Chama-se compulsão a uma imposição interna irresistível que leva o indivíduo a realizar determinado ato ou a comportar-se de determinada maneira, mesmo contra sua vontade. Apesar de sua oposição consciente, a pessoa não consegue controlar seus atos. É isso que acontece com a compulsão sexual.

Ter uma vida sexual ativa e intensa não é, pois, a mesma coisa que ter uma compulsão sexual. Quem tem uma compulsão sexual tem um “vício em sexo”, ou seja, não consegue resistir aos pensamentos e desejos exagerados sobre o sexo.

Ademais, o “viciado em sexo” precisa satisfazer sua vontade imediatamente, não importando onde, como e com quem. Mas, tão logo termina um ato, ele sente necessidade de repeti-lo ou praticar outro equivalente, sem nunca conseguir uma saciedade duradoura perfeita.

Quais são as causas da compulsão sexual?

As causas para o comportamento compulsivo sexual ainda não são claras. A compulsão sexual é uma síndrome1 que parece ter causas orgânicas, como epilepsia2 do lobo frontal3 ou mau funcionamento de neurotransmissores, entre outras. Por vezes, é vista como um problema de adição e dependência ao sexo, similar às drogadições.
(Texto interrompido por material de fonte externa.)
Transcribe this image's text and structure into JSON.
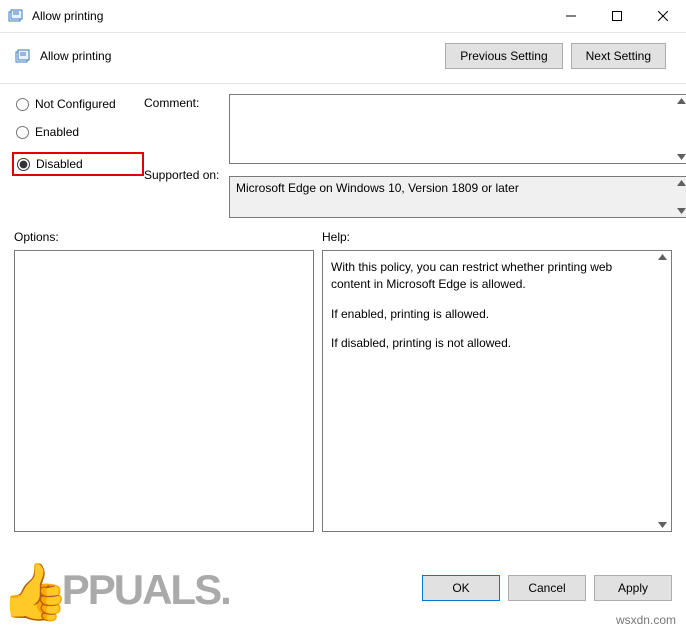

Pode também ser encarada como um problema de comportamento mal adaptado, onde o ato repetitivo de busca de prazer sexual foi aprendido ao longo da vida como tranquilizante, diminuindo sentimentos de ansiedade, medo e solidão.

Alguns autores acreditam ser importante o tipo de relacionamento entre mãe e filho durante os primeiros anos de vida, que leve o indivíduo a desenvolver um sentimento de menos-valia, autoestima negativa e sentimento de inferioridade, os quais, juntos, interferirão negativamente na forma como este indivíduo se relaciona com as pessoas de forma afetiva.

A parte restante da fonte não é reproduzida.